Come o people--this is mispriced. CPI has averaged below a 2% annual rate over the last 6 months; month-over-month numbers will need to rise from the recent average of ~0.15% to >0.3% for all of 2023 to hit 4%. The year-over-year inflation number that is more prominently reported takes trailing 12 months and obscures the more recent trend indicating a drastic moderation.

@AlQuinn But also:

Starting with January 2023 data, the BLS plans to update weights annually for the Consumer Price Index based on a single calendar year of data, using consumer expenditure data from 2021. This reflects a change from prior practice of updating weights biennially using two years of expenditure data.

And

@MattCWilson Do you predict the change in weighting will be that significant in terms of the reported number? Looks like a relatively minor change and I don't expect year-to-year change in how category weightings are set to be decisive for this question, though that is an additional variable to consider (wonder if they will report 2023 Jan in comparison to legacy method to see if any big differences).

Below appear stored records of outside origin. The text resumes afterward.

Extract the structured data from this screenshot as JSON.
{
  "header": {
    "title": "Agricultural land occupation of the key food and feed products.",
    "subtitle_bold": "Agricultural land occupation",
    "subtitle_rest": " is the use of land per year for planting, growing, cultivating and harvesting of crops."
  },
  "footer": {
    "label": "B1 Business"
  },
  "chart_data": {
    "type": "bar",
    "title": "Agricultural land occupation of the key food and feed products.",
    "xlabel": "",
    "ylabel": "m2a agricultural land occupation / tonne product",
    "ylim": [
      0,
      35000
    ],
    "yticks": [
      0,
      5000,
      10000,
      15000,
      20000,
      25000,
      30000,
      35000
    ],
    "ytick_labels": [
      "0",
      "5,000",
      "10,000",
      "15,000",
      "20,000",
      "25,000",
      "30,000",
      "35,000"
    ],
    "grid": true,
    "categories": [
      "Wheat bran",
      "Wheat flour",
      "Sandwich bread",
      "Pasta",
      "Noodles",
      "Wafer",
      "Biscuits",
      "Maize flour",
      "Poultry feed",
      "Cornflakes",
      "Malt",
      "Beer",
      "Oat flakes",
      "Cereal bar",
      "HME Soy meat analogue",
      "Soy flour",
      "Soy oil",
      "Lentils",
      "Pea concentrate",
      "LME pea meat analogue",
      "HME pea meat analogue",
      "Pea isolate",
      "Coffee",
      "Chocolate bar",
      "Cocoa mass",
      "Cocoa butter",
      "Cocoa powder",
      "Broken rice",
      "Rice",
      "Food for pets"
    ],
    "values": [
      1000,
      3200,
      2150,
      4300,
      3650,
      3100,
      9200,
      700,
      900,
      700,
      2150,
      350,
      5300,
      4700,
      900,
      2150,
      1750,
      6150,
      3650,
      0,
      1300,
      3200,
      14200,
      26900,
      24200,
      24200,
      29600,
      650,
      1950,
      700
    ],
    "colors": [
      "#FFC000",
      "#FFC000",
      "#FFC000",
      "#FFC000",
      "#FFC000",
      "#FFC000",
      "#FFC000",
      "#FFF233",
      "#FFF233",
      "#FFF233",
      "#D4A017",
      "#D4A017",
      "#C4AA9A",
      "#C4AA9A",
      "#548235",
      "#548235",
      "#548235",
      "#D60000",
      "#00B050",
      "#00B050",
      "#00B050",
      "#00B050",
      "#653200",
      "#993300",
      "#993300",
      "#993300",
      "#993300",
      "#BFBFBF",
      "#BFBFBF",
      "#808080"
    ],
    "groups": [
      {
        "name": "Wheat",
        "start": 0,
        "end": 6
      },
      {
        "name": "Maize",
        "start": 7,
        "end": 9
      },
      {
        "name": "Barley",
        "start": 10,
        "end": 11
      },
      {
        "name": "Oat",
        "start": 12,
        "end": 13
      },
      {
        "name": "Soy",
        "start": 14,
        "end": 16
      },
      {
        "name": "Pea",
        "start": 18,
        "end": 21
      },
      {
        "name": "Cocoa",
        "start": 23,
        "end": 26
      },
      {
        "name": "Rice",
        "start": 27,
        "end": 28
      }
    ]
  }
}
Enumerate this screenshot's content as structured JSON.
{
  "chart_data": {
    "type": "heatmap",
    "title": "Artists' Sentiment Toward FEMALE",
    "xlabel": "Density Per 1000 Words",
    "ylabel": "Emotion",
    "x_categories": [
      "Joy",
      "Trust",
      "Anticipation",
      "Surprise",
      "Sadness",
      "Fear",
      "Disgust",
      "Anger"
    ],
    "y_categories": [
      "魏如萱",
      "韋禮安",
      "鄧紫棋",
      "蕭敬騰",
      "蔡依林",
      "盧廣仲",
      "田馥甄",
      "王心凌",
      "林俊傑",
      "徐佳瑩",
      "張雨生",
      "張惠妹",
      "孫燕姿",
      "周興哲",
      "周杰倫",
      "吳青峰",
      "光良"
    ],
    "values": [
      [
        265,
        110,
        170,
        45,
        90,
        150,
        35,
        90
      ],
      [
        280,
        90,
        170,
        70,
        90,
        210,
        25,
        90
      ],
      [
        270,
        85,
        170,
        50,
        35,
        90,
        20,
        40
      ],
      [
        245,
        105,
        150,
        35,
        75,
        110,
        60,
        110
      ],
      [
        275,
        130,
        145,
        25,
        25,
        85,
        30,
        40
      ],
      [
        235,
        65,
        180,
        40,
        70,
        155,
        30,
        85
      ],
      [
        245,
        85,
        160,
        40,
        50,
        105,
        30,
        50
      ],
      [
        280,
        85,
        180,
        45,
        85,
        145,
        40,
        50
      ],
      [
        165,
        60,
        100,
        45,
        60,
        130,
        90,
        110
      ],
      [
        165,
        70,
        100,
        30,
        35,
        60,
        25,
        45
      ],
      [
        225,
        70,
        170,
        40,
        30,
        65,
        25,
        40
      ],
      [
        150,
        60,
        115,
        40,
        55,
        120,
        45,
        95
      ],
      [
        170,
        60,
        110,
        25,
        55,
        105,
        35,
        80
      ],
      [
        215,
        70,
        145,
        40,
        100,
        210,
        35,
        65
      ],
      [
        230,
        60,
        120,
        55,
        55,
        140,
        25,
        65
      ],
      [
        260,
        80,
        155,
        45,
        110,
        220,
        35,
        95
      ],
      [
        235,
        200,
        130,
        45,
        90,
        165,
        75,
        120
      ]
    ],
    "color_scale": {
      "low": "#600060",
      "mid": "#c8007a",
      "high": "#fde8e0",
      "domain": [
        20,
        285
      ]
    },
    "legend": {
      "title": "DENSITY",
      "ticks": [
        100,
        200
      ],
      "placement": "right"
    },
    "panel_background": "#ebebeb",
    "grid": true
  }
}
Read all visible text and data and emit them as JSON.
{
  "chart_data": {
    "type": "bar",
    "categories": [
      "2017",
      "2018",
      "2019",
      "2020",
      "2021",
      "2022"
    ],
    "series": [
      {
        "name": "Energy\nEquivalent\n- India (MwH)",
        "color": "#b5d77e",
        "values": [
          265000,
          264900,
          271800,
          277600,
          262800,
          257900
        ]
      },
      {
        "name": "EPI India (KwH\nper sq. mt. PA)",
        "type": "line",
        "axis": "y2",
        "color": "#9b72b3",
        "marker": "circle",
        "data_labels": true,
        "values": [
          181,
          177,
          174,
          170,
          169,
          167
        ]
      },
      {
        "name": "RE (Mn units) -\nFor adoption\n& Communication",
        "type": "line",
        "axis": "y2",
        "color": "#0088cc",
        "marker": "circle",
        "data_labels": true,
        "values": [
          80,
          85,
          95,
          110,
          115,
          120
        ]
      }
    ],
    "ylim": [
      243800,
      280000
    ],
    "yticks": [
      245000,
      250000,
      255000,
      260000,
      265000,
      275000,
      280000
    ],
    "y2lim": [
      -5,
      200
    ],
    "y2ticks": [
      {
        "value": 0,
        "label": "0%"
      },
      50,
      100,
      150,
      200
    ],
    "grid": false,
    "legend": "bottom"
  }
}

Second, I already pointed out the issue with the December 2022 data: that is full year and the vast majority of that inflation happened in the first half:

2022 1st half annualized inflation: 10.9%

2022 2nd half annualized inflation: 1.8%

2022 full year inflation: 6.4%

@AlQuinn I’m not sure. 2021 was the middle of the pandemic - if the last weights were using 2019-2020 (or 2018-2019? I’m not sure when they last reweighted) that is a very different economic condition to baseline from.

Just observing reasons that might explain the reasoning.